The coronavirus isn’t killing as many as it did last fall and winter, and experts don’t expect death to reach those levels again any time soon. But hundreds of daily deaths from a summer respiratory illness would normally be staggering, said Andrew Noymer, a professor of public health at the University of California, Irvine. He noted that in Orange County, California, 46 people died of COVID-19 in June.

“That would be all hands on deck,” Noymer said. “People were saying, ‘There’s a crazy new flu killing people in June.'”

Instead, simple and proven precautions are not being taken. Vaccines, including booster shots for those eligible, reduce the risk of hospitalization and death, even against the most recent variants. But less than half of all eligible American adults have received a single booster shot, and only 1 in 4 Americans age 50 and older who are eligible for a second booster shot have received one.

“This has been a failed booster campaign,” Topol said, noting that the Centers for Disease Control and Prevention still uses the term “fully vaccinated” for people with two injections from Moderna or Pfizer. “They haven’t realized that two shots is totally inappropriate,” she said.

Noymer said that if he were in charge of the nation’s response to COVID, he would open up to the American people in an effort to get their attention in this third year of the pandemic. I would tell Americans to take this seriously, wear masks indoors, and “until we get better vaccines, there will be a new normal for a disease that kills more than 100,000 Americans a year and affects life expectancy.”

That message probably wouldn’t fly for political reasons, Noymer acknowledged.

It also might not work for people who are tired of taking precautions after more than two years of the pandemic. Valerie Walker of New Hope, Pennsylvania, is aware of the latest surge, but she’s not alarmed.

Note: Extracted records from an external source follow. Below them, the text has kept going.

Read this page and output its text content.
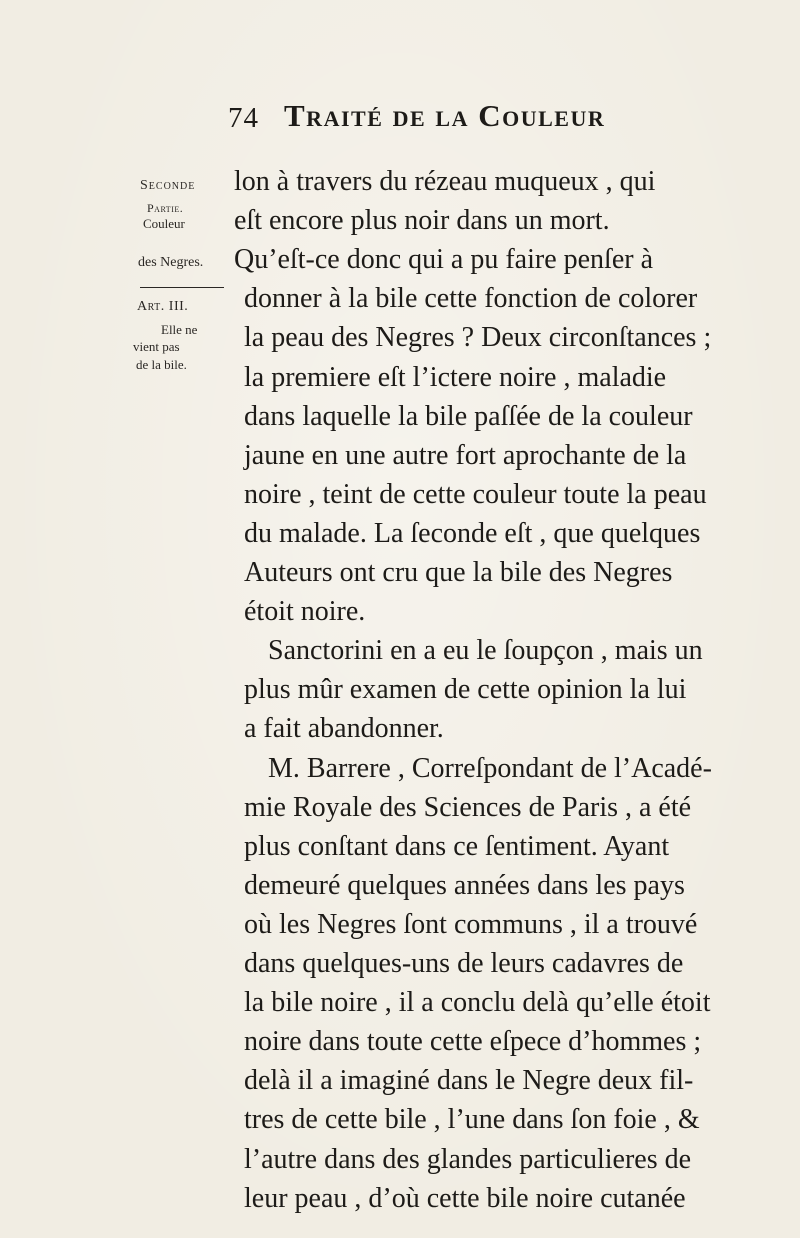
74 Traité de la Couleur
Seconde
Partie.
Couleur
des Negres.
Art. III.
Elle ne
vient pas
de la bile.
lon à travers du rézeau muqueux , qui
eſt encore plus noir dans un mort.
Qu’eſt-ce donc qui a pu faire penſer à
donner à la bile cette fonction de colorer
la peau des Negres ? Deux circonſtances ;
la premiere eſt l’ictere noire , maladie
dans laquelle la bile paſſée de la couleur
jaune en une autre fort aprochante de la
noire , teint de cette couleur toute la peau
du malade. La ſeconde eſt , que quelques
Auteurs ont cru que la bile des Negres
étoit noire.
Sanctorini en a eu le ſoupçon , mais un
plus mûr examen de cette opinion la lui
a fait abandonner.
M. Barrere , Correſpondant de l’Acadé-
mie Royale des Sciences de Paris , a été
plus conſtant dans ce ſentiment. Ayant
demeuré quelques années dans les pays
où les Negres ſont communs , il a trouvé
dans quelques-uns de leurs cadavres de
la bile noire , il a conclu delà qu’elle étoit
noire dans toute cette eſpece d’hommes ;
delà il a imaginé dans le Negre deux fil-
tres de cette bile , l’une dans ſon foie , &
l’autre dans des glandes particulieres de
leur peau , d’où cette bile noire cutanée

“I was definitely worried back then,” she said of the early days of the pandemic, with images of body bags on the nightly news. “Now there is fatigue, things were improving and there was a vaccine. So I would say on a scale of one to 10, it’s probably a four.”

Even with two friends who are now sick with the virus and her husband recently recovered, Walker says she has bigger problems.

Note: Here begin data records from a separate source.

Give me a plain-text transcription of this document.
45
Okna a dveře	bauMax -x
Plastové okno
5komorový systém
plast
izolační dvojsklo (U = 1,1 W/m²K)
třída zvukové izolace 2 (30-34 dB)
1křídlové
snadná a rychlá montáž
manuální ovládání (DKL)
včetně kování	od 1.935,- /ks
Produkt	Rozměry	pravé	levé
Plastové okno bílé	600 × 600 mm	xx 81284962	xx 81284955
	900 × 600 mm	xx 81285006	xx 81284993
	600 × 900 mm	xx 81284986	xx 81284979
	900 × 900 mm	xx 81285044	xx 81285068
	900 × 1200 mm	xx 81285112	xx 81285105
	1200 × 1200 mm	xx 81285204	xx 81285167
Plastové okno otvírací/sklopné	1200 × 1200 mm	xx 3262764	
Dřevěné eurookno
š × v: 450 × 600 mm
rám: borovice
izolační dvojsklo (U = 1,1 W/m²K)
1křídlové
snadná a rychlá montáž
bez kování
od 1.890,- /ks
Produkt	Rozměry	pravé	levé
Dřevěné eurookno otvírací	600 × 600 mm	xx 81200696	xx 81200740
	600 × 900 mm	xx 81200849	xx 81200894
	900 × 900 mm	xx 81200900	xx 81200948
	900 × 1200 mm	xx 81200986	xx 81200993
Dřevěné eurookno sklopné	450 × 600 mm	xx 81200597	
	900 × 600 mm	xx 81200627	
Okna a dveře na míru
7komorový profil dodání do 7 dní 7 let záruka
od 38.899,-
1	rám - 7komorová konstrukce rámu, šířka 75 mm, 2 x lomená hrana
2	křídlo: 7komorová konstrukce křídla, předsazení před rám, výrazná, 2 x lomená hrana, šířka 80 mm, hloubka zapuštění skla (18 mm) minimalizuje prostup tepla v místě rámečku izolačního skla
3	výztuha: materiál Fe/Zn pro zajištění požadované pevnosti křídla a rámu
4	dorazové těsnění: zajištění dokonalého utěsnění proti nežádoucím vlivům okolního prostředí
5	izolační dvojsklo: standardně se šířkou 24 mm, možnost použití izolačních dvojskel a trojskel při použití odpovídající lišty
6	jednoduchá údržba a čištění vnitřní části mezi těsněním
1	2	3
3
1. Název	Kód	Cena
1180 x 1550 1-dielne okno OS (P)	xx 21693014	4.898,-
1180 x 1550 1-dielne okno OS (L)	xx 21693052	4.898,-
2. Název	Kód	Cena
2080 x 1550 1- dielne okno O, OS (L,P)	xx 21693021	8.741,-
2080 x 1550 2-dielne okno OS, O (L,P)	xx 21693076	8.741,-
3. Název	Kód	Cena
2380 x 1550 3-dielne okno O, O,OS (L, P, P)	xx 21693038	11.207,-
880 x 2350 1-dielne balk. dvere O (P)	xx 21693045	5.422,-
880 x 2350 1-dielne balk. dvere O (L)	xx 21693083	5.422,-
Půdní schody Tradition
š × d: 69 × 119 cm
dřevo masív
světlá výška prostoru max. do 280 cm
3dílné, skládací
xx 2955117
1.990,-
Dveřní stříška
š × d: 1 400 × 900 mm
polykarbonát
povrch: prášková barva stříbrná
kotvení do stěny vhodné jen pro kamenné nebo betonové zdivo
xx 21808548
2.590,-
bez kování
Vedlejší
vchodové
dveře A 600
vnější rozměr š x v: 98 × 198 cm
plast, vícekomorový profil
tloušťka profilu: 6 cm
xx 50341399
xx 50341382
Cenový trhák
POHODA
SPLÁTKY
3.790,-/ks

“Sometimes when I think about it, I still wear a mask when I walk into a store, but honestly, it’s not a daily thought for me,” she said.

Johnson, an AP medical writer, reported from Washington state. Associated Press writers Bobby Caina Calvan in New York and Zeke Miller in Washington contributed.

The Associated Press Health and Science Department receives support from the Howard Hughes Medical Institute’s Department of Science Education. The AP is solely responsible for all content.